En revanche, procédant à un examen de l’arrêt du Conseil d’Etat italien, la Cour considère que la réformation par celui-ci du jugement de première instance pour irrecevabilité, faute de qualité pour agir de Randstad, entre en violation avec le droit à un recours effectif, le recours devant en l’espèce être examiné au fond.

En effet, la recevabilité des recours visés à l’article 1er de la directive 89/665 ne saurait être soumise à la condition que le requérant apporte la preuve de ce que le pouvoir adjudicateur sera, pour le cas où le recours serait accueilli, amené à réitérer la procédure de passation de marché public.

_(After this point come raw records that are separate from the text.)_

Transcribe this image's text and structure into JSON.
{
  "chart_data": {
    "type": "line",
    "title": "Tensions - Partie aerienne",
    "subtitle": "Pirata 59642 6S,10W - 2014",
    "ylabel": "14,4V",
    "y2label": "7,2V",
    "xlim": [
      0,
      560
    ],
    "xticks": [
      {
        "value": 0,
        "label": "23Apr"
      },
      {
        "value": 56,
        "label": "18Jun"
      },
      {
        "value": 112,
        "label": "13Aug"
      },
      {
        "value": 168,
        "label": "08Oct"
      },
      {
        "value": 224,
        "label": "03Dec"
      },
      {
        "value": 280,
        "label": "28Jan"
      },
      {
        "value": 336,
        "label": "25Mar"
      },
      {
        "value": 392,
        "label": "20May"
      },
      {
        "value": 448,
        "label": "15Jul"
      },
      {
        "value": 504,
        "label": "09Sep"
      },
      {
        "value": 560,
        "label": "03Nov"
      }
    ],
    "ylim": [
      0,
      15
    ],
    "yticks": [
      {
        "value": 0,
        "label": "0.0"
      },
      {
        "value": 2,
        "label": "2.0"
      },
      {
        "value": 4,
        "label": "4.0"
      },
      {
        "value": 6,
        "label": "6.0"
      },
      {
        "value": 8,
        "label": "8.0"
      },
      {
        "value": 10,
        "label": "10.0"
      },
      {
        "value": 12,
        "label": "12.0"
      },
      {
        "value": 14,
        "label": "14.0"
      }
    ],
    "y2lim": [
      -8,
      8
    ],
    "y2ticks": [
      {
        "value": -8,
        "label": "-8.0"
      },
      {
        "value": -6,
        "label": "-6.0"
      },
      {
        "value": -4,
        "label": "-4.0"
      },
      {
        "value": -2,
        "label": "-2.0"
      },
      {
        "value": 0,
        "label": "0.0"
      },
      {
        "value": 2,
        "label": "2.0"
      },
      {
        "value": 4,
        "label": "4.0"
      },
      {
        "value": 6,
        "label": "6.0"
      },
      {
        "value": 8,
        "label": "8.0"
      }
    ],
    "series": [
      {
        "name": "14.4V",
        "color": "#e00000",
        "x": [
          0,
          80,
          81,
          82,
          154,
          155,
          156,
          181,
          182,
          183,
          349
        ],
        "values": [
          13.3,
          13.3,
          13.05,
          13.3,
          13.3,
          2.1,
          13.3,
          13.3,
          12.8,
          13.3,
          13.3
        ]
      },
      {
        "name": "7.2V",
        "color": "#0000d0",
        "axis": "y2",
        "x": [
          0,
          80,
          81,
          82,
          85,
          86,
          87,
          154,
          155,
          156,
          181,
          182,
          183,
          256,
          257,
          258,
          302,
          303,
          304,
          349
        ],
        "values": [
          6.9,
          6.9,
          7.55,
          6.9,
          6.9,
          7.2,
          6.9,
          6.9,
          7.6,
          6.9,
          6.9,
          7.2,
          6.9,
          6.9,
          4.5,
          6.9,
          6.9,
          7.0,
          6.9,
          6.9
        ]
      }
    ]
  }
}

L’existence d’une telle possibilité doit être considérée comme étant suffisante à cet égard.

Le caractère non encore définitif de la décision d’exclusion détermine, pour ces soumissionnaires, la qualité pour agir contre la décision d’adjudication, cette qualité ne pouvant être affaiblie par d’autres éléments, non pertinents, tels que le classement de l’offre du soumissionnaire exclu ou le nombre de participants à la procédure de passation de marché. Seule l’exclusion définitive, au sens de l’article 2 bis, paragraphe 2, de la directive 89/665, peut avoir pour effet de priver un soumissionnaire de sa qualité pour agir contre la décision d’adjudication. Or, en l’espèce, la décision de la commission d’adjudication d’exclure Randstad de la procédure n’avait pas encore été jugée licite par la juridiction administrative ou par une quelconque autre instance de recours indépendante.

Enfin, la Cour rappelle qu’afin de remédier à l’éventuelle violation du droit à un recours effectif, outre l’obligation faite à l’ensemble des juridictions administratives d’un État membre, y compris sa juridiction administrative suprême, d’écarter une jurisprudence non conforme au droit de l’Union, la Commission européenne a la possibilité, à défaut de respect d’une telle obligation, d’introduire un recours en manquement contre cet État membre. Par ailleurs, les particuliers qui ont, le cas échéant, été lésés par la violation de ce droit du fait d’une décision d’une juridiction statuant en dernier ressort, peuvent engager la responsabilité dudit État membre, pourvu que les conditions tenant au caractère suffisamment caractérisé de la violation et à l’existence d’un lien de causalité direct entre cette violation et le préjudice subi par la personne lésée, soient remplies.